In your own words: computationally identifying interpretable themes in free-text survey data
New computational method identifies nuanced themes like 'belonging' and 'fluidity' in free-text survey responses.
A team of Stanford University researchers—Jenny S. Wang, Aliya Saperstein, and Emma Pierson—has developed a new AI-powered framework called 'In Your Own Words' to tackle a persistent problem in social science: analyzing free-text survey responses. Traditional computational methods often miss nuance, but this framework uses advanced natural language processing (NLP) to identify structured, interpretable themes directly from open-ended answers. It moves beyond simple keyword matching to surface complex, human-understandable concepts, offering a systematic complement to manual qualitative coding.
The researchers validated their method on a novel dataset of 1,004 U.S. participants' written descriptions of their race, gender, and sexual orientation. The analysis revealed themes like 'belonging' and 'identity fluidity' that standard survey questions fail to capture. These themes have three key applications: they can inform the design of better structured questions for future surveys, explain additional variation in outcomes like health and well-being within broad demographic categories, and illuminate systematic discordance between how people self-identify and how they are perceived by others.
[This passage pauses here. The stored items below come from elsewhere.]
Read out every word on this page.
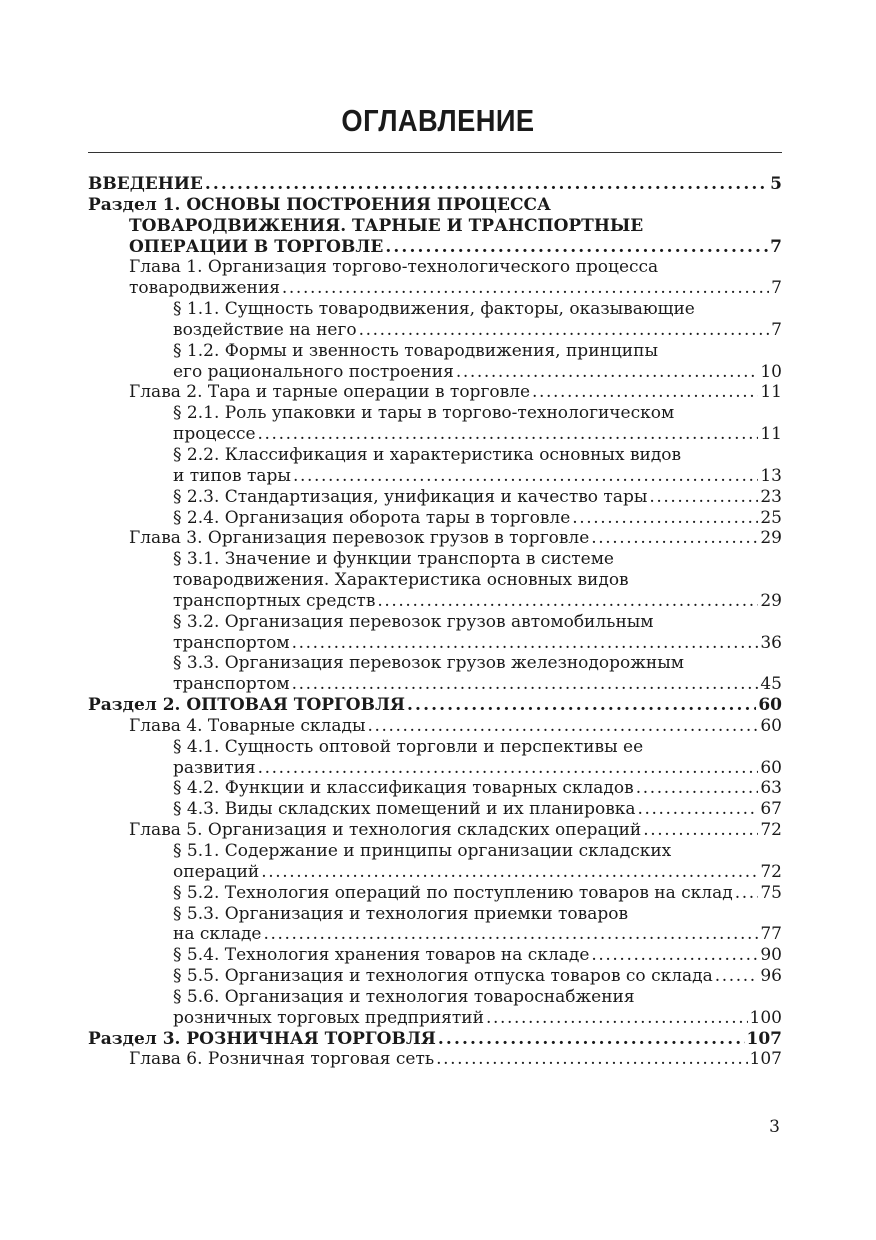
ОГЛАВЛЕНИЕ
ВВЕДЕНИЕ . . .	5
Раздел 1. ОСНОВЫ ПОСТРОЕНИЯ ПРОЦЕССА
ТОВАРОДВИЖЕНИЯ. ТАРНЫЕ И ТРАНСПОРТНЫЕ
ОПЕРАЦИИ В ТОРГОВЛЕ . . .	7
Глава 1. Организация торгово-технологического процесса
товародвижения . . .	7
§ 1.1. Сущность товародвижения, факторы, оказывающие
воздействие на него . . .	7
§ 1.2. Формы и звенность товародвижения, принципы
его рационального построения . . .	10
Глава 2. Тара и тарные операции в торговле . . .	11
§ 2.1. Роль упаковки и тары в торгово-технологическом
процессе . . .	11
§ 2.2. Классификация и характеристика основных видов
и типов тары . . .	13
§ 2.3. Стандартизация, унификация и качество тары . . .	23
§ 2.4. Организация оборота тары в торговле . . .	25
Глава 3. Организация перевозок грузов в торговле . . .	29
§ 3.1. Значение и функции транспорта в системе
товародвижения. Характеристика основных видов
транспортных средств . . .	29
§ 3.2. Организация перевозок грузов автомобильным
транспортом . . .	36
§ 3.3. Организация перевозок грузов железнодорожным
транспортом . . .	45
Раздел 2. ОПТОВАЯ ТОРГОВЛЯ . . .	60
Глава 4. Товарные склады . . .	60
§ 4.1. Сущность оптовой торговли и перспективы ее
развития . . .	60
§ 4.2. Функции и классификация товарных складов . . .	63
§ 4.3. Виды складских помещений и их планировка . . .	67
Глава 5. Организация и технология складских операций . . .	72
§ 5.1. Содержание и принципы организации складских
операций . . .	72
§ 5.2. Технология операций по поступлению товаров на склад . . . 75
§ 5.3. Организация и технология приемки товаров
на складе . . .	77
§ 5.4. Технология хранения товаров на складе . . .	90
§ 5.5. Организация и технология отпуска товаров со склада . . .	96
§ 5.6. Организация и технология товароснабжения
розничных торговых предприятий . . .	100
Раздел 3. РОЗНИЧНАЯ ТОРГОВЛЯ . . .	107
Глава 6. Розничная торговая сеть . . .	107
3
More broadly, the 'In Your Own Words' framework is designed for deployment across a wide range of survey settings, from market research to public policy. By providing a scalable, precise tool for exploratory text analysis, it empowers researchers to derive richer, more actionable insights from the qualitative data that respondents provide in their own words, bridging a critical gap between quantitative scale and qualitative depth.
- Identifies interpretable themes like 'belonging' & 'fluidity' from free-text survey data more precisely than previous computational methods.
- Validated on a new dataset of 1,004 U.S. participants' descriptions of race, gender, and sexual orientation.
- Reveals hidden heterogeneity within standard categories and systematic misrecognition between self-identified and perceived identities.
Why It Matters
Enables scalable, nuanced analysis of open-ended survey responses, transforming qualitative insights into actionable data for researchers and policymakers.